I am close to the end of a 10-day coding challenge organized by Ingressive for Good and I'll be sharing my thoughts on Day 8 of the challenge.

Let me briefly describe how the challenge works before I share my experience with you. From September 21 through October 30, 2022, the challenge is to solve one common algorithm problem every day for ten days.

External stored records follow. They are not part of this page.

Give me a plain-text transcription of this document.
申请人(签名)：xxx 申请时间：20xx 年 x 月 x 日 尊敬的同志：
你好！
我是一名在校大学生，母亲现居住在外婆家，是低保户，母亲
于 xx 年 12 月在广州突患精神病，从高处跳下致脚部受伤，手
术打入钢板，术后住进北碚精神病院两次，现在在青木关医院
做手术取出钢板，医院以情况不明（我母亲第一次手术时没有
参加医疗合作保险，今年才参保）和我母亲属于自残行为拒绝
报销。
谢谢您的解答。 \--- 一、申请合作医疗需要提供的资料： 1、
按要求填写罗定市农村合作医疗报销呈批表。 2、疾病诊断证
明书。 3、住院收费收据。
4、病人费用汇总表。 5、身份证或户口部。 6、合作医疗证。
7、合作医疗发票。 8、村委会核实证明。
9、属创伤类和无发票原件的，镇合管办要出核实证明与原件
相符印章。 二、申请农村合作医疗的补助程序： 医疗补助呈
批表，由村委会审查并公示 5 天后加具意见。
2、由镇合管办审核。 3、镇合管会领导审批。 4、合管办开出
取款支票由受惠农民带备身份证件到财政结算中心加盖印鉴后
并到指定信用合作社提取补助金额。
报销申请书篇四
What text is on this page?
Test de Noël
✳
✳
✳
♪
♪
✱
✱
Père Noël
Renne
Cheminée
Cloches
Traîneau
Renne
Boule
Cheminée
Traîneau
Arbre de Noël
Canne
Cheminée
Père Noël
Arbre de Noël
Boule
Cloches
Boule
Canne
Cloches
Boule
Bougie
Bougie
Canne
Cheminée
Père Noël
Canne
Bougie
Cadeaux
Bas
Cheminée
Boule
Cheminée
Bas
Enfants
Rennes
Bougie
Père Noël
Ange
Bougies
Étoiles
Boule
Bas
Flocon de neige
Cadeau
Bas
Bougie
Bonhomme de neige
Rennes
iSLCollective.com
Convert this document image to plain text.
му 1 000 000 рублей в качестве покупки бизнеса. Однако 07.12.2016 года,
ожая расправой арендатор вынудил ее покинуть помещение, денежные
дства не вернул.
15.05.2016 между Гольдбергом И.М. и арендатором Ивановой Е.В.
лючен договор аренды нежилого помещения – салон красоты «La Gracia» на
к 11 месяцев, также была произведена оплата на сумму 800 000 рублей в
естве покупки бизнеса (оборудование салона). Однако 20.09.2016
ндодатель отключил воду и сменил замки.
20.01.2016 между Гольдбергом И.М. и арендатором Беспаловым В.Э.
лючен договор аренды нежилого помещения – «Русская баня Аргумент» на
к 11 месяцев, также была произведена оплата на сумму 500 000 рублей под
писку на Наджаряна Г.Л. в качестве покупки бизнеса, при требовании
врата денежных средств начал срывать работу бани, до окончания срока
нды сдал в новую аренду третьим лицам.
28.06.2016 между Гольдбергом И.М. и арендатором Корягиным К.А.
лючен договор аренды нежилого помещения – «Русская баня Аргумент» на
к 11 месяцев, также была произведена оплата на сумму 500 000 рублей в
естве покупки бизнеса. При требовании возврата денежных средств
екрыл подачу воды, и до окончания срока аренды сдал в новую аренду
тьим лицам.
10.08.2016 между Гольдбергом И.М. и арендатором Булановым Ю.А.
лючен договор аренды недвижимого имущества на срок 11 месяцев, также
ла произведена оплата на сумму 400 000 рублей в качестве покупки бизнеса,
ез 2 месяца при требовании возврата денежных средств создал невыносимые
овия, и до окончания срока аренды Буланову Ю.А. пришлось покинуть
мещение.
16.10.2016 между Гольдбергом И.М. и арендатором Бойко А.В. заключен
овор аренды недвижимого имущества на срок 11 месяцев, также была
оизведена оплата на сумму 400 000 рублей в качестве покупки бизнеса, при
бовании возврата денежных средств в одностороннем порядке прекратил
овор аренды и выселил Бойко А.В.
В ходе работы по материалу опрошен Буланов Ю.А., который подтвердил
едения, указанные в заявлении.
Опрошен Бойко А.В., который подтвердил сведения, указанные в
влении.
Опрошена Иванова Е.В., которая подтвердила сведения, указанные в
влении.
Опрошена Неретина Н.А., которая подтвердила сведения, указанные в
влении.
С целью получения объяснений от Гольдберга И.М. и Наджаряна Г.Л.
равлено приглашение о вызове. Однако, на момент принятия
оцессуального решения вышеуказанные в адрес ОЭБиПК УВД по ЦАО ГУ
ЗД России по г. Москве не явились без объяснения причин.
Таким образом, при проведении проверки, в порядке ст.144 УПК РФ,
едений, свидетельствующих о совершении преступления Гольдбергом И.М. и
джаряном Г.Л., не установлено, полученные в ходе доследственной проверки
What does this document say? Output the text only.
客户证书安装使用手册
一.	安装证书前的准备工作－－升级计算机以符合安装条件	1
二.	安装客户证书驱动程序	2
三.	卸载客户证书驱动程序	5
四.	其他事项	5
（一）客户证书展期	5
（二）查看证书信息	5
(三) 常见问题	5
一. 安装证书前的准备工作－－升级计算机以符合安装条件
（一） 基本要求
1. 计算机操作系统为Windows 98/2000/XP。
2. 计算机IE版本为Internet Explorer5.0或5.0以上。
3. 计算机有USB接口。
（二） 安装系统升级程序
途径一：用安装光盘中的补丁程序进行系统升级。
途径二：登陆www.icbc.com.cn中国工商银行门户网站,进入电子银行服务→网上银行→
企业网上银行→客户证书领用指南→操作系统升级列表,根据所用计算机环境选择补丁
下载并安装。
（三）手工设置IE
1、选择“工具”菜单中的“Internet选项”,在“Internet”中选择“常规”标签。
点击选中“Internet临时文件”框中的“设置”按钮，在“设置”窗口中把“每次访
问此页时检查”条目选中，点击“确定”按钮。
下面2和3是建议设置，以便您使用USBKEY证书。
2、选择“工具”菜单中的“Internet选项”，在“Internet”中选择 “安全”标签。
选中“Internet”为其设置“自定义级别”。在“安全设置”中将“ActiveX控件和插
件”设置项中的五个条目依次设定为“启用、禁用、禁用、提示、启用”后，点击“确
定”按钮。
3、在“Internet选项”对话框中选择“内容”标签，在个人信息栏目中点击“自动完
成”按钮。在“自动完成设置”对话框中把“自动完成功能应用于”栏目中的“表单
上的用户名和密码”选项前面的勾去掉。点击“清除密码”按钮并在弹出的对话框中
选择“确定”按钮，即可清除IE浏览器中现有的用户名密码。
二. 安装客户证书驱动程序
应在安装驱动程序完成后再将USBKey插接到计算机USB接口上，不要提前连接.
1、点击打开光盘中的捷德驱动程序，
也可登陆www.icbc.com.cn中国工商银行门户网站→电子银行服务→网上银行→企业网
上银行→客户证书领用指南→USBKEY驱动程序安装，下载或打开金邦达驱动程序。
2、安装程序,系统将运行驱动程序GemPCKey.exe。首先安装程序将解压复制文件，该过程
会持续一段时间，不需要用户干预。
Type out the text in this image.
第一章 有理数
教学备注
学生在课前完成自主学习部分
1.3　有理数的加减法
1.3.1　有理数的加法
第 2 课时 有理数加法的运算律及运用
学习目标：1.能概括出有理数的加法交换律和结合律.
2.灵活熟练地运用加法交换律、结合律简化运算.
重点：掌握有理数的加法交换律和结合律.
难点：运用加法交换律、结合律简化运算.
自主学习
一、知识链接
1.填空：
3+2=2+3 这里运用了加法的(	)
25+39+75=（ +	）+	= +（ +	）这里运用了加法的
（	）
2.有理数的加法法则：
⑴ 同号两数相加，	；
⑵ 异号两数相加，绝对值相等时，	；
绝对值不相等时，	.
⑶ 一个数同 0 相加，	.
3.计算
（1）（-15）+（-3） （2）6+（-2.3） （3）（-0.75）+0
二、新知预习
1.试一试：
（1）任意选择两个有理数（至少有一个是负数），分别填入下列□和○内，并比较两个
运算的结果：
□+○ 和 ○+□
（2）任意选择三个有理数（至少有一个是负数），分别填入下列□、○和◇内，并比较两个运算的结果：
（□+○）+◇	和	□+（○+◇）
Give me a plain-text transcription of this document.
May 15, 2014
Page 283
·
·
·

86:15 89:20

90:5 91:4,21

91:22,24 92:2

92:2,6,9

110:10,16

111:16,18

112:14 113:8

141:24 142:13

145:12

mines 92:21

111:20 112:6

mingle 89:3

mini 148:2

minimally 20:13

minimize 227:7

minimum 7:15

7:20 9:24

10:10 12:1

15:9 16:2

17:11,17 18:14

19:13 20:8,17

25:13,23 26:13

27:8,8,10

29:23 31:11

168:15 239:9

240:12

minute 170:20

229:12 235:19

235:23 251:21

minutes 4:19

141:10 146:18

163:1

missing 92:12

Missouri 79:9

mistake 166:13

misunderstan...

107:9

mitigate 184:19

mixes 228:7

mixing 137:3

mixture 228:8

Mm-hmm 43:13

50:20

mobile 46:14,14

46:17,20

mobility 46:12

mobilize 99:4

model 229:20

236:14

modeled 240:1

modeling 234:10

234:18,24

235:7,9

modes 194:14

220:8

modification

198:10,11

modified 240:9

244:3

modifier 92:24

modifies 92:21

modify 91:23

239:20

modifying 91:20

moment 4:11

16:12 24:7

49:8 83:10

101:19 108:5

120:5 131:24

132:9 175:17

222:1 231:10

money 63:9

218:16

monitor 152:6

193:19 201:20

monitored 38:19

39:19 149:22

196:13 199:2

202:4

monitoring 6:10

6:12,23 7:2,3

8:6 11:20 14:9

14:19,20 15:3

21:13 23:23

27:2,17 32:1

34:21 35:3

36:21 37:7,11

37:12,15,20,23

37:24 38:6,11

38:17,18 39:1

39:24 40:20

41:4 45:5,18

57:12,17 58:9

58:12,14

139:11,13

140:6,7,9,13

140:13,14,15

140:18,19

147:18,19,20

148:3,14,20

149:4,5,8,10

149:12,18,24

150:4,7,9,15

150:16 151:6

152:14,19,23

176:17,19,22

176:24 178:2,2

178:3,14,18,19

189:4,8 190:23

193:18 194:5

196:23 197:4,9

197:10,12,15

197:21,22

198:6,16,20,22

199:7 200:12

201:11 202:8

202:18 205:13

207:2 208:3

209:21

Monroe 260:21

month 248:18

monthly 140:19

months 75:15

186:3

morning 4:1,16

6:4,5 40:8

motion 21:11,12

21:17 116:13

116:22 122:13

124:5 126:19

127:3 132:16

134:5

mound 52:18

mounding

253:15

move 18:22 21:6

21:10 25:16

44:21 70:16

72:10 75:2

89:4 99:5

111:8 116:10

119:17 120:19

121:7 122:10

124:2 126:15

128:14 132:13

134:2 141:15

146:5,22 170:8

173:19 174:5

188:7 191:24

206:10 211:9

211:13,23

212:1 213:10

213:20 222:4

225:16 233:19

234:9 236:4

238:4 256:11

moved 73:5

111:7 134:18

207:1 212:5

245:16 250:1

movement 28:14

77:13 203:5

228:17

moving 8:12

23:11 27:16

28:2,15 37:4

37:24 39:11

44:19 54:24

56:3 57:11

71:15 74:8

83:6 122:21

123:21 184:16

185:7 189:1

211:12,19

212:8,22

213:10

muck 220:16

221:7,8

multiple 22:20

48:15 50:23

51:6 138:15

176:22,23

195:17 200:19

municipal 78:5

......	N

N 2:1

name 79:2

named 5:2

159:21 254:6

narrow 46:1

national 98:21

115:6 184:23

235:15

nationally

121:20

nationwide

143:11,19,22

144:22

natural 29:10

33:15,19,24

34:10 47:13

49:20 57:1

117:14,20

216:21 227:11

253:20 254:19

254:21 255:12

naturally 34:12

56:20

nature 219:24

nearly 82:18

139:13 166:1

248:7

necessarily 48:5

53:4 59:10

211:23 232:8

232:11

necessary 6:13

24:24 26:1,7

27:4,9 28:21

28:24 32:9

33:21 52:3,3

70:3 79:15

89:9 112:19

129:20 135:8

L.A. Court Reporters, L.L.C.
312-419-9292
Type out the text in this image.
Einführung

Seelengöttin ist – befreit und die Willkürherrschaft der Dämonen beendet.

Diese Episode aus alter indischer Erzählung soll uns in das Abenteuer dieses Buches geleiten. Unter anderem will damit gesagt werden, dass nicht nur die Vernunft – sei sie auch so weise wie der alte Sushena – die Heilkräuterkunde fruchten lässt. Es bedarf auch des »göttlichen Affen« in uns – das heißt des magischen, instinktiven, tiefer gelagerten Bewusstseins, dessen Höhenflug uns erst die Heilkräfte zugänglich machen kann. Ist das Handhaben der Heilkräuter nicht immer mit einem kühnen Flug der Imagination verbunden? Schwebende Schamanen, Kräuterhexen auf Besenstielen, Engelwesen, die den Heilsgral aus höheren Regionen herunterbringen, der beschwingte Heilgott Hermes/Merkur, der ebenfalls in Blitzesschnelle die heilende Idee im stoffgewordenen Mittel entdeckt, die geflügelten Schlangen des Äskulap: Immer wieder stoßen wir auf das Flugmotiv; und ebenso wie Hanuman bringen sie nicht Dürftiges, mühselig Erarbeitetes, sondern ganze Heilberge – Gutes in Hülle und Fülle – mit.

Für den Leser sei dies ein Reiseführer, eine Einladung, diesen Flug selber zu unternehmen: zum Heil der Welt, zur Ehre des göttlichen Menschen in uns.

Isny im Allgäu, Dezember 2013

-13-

Today's algorithm problem was "Combine Two Tables" It is the 175th algorithm challenge on "Leetcode.com".

Here is the question:
Table: Person
+-------------+---------+
| Column Name | Type |
+-------------+---------+
| personId | int |
| lastName | varchar |
| firstName | varchar |
+-------------+---------+
personId is the primary key column for this table.
This table contains information about the ID of some persons and their first and last names.

Table: Address
+-------------+---------+
| Column Name | Type |
+-------------+---------+
| addressId | int |
| personId | int |
| city | varchar |
| state | varchar |
+-------------+---------+
addressId is the primary key column for this table.
Each row of this table contains information about the city and state of one person with ID = PersonId.

Write an SQL query to report the first name, last name, city, and state of each person in the Person table. If the address of a personId is not present in the Address table, report null instead.
Return the result table in any order.

I visited w3schools.com to learn more about MySQL because I had never used it to resolve issue. As a result, I used the SELECT command to retrieve fields from the person table and the LEFT JOIN command to join the address table to the person table.

This task was completed in MySQL, took 525 milliseconds to execute, and consumed 0B of memory.